Les membres de Québec solidaire ont tenté de cacher leurs désaccords sur la laïcité, dimanche, lorsqu'ils ont expulsé les médias d'une discussion consacrée à ce sujet.

Les militants du parti étaient réunis en conseil national à Montréal pour faire le bilan de la campagne électorale et pour lancer une campagne politique sur les changements climatiques. Ils ont également jeté les bases d'un débat sensible sur l'interdiction des signes religieux dans la fonction publique.

Avant même que les échanges commencent, les membres ont voté en faveur d'une proposition pour tenir la séance à huis clos. Les médias ont donc dû quitter la salle sur-le-champ.

Il arrive souvent que des partis politiques tiennent des ateliers ou des débats à huis clos pendant des rassemblements. Mais l'expulsion, séance tenante, des journalistes d'une plénière à laquelle ils avaient été invités est un événement rarissime.

Les partisans de la proposition ont dit vouloir préserver l'image d'unité de Québec solidaire.

« À la différence d'autres partis, pour ne pas les nommer, on n'a pas l'étiquette d'un parti divisé, d'un parti qui fait des chicanes, a argué l'ancien candidat dans Iberville, Philippe Jetten-Vigeant. On a plutôt l'image d'un parti qui établit des consensus en assemblée et, ensuite, qui se tient à ses consensus et qui permet d'avoir un message plus clair. »

Tous n'étaient pas d'accord avec lui. Stéphane Morin, militant de la circonscription de Gouin, s'est opposé à l'initiative.

« Je ne veux pas donner de la marge de manoeuvre aux médias en disant que, encore une fois, le politburo, etc., a-t-il résumé. Je ne veux pas que Québec solidaire ait l'air d'un parti qui débat en vase clos pour ce sujet très important. »

En mars, les membres de QS seront appelés à redéfinir la position du parti sur la laïcité. Depuis plusieurs années, l'aile parlementaire défend le compromis proposé par la commission Bouchard-Taylor, soit d'interdire des signes religieux aux policiers, juges et gardiens de prison.

Un membre du comité de coordination nationale a présenté dimanche matin un document de réflexion qui résume l'évolution de la position de QS sur la question. C'est de cette présentation que les journalistes ont été expulsés.

Les leaders du parti ont dit pas être d'accord avec l'expulsion des journalistes de la plénière. Mais ils ont dit comprendre le sentiment des membres.

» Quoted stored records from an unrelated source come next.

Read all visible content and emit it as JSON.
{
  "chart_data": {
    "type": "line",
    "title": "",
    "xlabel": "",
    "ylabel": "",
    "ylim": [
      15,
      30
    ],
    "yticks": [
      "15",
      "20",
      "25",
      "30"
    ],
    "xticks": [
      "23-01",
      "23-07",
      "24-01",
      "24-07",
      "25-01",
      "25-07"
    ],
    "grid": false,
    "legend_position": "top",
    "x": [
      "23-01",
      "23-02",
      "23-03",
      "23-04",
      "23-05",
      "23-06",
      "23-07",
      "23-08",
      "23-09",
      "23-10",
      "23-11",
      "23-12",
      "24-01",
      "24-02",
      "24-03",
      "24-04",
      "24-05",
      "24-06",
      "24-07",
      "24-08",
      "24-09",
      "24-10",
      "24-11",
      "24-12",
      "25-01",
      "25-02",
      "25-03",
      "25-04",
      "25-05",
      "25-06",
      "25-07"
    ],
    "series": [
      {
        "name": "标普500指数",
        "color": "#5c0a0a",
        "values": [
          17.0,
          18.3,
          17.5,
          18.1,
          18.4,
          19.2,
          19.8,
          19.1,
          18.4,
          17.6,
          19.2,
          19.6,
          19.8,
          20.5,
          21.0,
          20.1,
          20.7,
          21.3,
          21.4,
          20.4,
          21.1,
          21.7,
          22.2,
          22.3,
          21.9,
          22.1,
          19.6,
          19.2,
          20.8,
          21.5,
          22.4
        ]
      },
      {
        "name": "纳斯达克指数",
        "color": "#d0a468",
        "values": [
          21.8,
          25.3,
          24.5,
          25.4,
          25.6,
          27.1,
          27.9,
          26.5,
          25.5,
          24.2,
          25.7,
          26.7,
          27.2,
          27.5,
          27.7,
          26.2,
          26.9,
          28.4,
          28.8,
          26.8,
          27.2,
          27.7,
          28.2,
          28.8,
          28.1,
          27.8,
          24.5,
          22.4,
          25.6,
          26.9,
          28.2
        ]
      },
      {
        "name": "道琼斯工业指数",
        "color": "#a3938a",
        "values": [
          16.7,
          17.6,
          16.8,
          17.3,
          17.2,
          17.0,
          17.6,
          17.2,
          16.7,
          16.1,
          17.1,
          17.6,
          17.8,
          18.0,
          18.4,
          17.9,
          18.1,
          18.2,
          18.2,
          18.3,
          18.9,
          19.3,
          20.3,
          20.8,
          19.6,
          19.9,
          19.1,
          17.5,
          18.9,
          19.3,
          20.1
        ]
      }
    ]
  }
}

« Il y a des gens qui souhaitent discuter sans que leurs propos de ramassent à la une des bulletins de nouvelles, a résumé le co-porte-parole, Gabriel Nadeau-Dubois. Je ne suis pas nécessairement d'accord, mais il faut respecter la décision. »

Après l'échec de l'alliance stratégique entre Québec solidaire et le Parti québécois, le chef péquiste Jean-François Lisée avait affirmé que le parti de gauche est dirigé par un « politburo ». Il a rappliqué à maintes reprises en campagne électorale, dénonçant le courant « marxiste » et « sectaire » du parti.

L'épisode d'hier va-t-il donner des munitions à ses adversaires ? Manon Massé ne le croit pas.

« Ça témoigne que c'est des sujets qui sont sensibles et que les gens veulent se sentir à l'aise de pouvoir en parler », a-t-elle affirmé.

Samedi, cet enjeu explosif a fait apparaître des lignes de fractures très claires dans les rangs solidaires. Les tenants d'une laïcité plus fermes et les « inclusifs » ont chacun établi des kiosques et distribué des tracts aux membres. Certains ont reconnu que le débat qui s'amorce pourrait être « très déchirant ».